This spring, the National Wildlife Federation’s Northeast Regional Center is launching a new camera project to engage communities around the importance of conserving riparian corridors for people and wildlife. Using wildlife cameras, field trips, and other outreach efforts, we will highlight how this habitat simultaneously enables wildlife to thrive in a changing climate while also providing valuable flood protection to human communities.
This wildlife camera project marks the next phase of an existing wildlife camera monitoring effort currently aimed at characterizing how wildlife use transportation infrastructure (bridges & culverts) to safely cross under roadways. Through the Staying Connected Initiative (SCI), NWF and our partners have had tremendous success using the data collected from these photos to meaningfully engage municipalities and private landowners on the benefits of sustaining habitat connectivity for wildlife and people. Now, in an effort to build upon this success, we will utilize this same approach to showcase the many benefits that riparian habitats provide for wildlife.

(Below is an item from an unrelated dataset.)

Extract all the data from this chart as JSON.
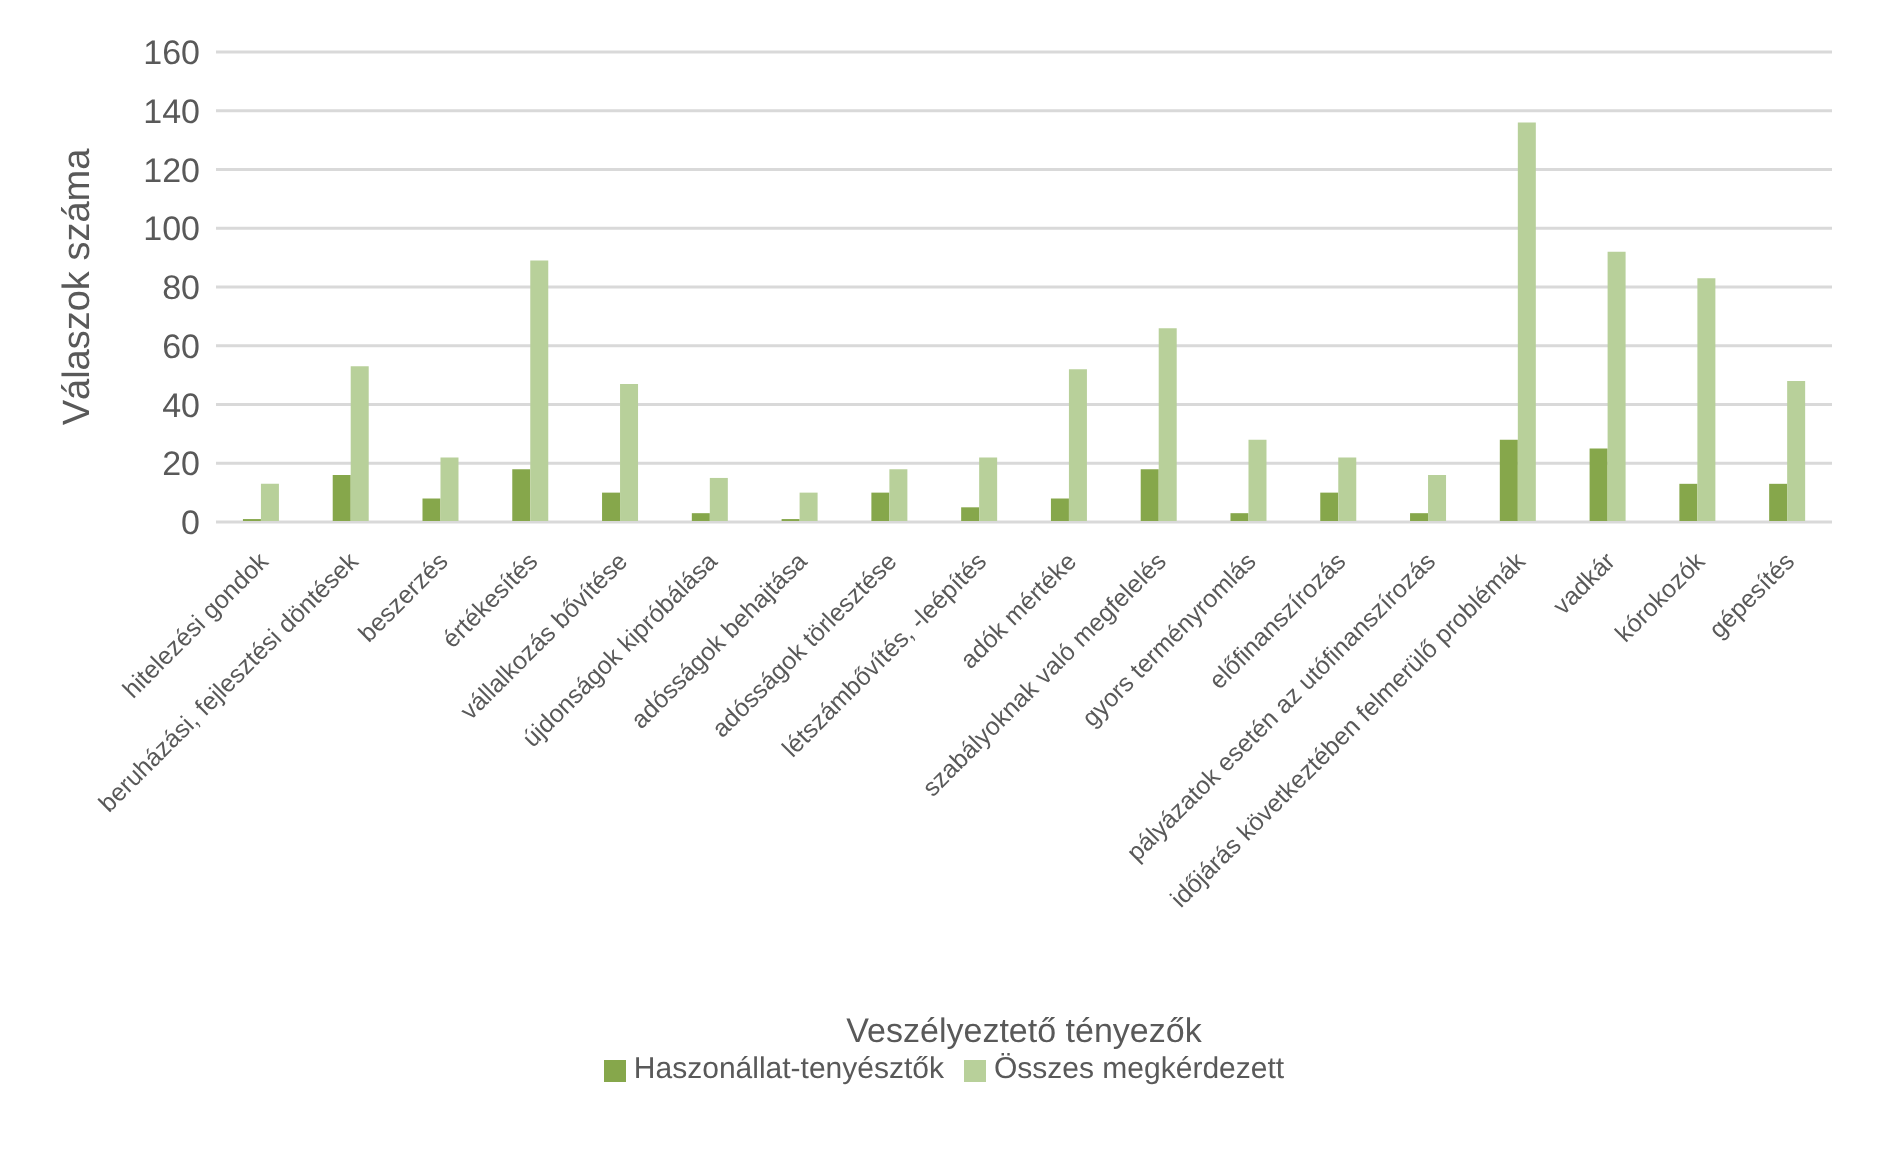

WHAT IS A RIPARIAN CORRIDOR? Found along the banks of natural water bodies, such as streams, rivers, and lakes, riparian areas serve as the interface between terrestrial and aquatic ecosystems. The unique soil and vegetation characteristics of riparian areas offer a variety of functions important to people and the environment, such as enhancing water quality and providing storage for flood waters. When a network of riparian areas are connected, providing suitable cover for wildlife movement and plant migration, it is referred to as a riparian corridor.
A Safe Haven for Wildlife
Riparian habitats are some of the most biologically diverse ecosystems on the planet, providing food, shelter, and water for a wide range of species. These habitats offer critical rest and foraging stopovers for migrating birds and waterfowl, provide dire refuge from warming and drought for many species, like the Blue-spotted salamander, and can also serve as corridors for plant migration and wildlife movement. These unique characteristics alone make the protection, conservation, and enhancement of riparian habitats essential to safeguarding species’ ability to thrive in a rapidly changing climate.
Lights, Camera, Action!
Over the next month, NWF will strategically deploy 26 wildlife cameras at various sites along Vermont’s Otter Creek to document how wildlife access and utilize riparian corridors and to highlight how land use practices and habitat characteristics influence riparian corridor function and wildlife movement. As an exciting addition, wildlife cameras will also be used to monitor the effectiveness of restoring riparian habitats in previously degraded sites.
The photos and data collected throughout this project will be used as an outreach tool for engaging Vermont communities in an appreciation of the environmental value of riparian corridors. By showcasing the value of these critically important habitats, this work will help promote local and regional land use practices that protect riparian connectivity and safeguard wildlife from the impacts of climate change.
The National Wildlife Federation is enormously grateful to the Jane’s Trust Foundation for their support of this camera project.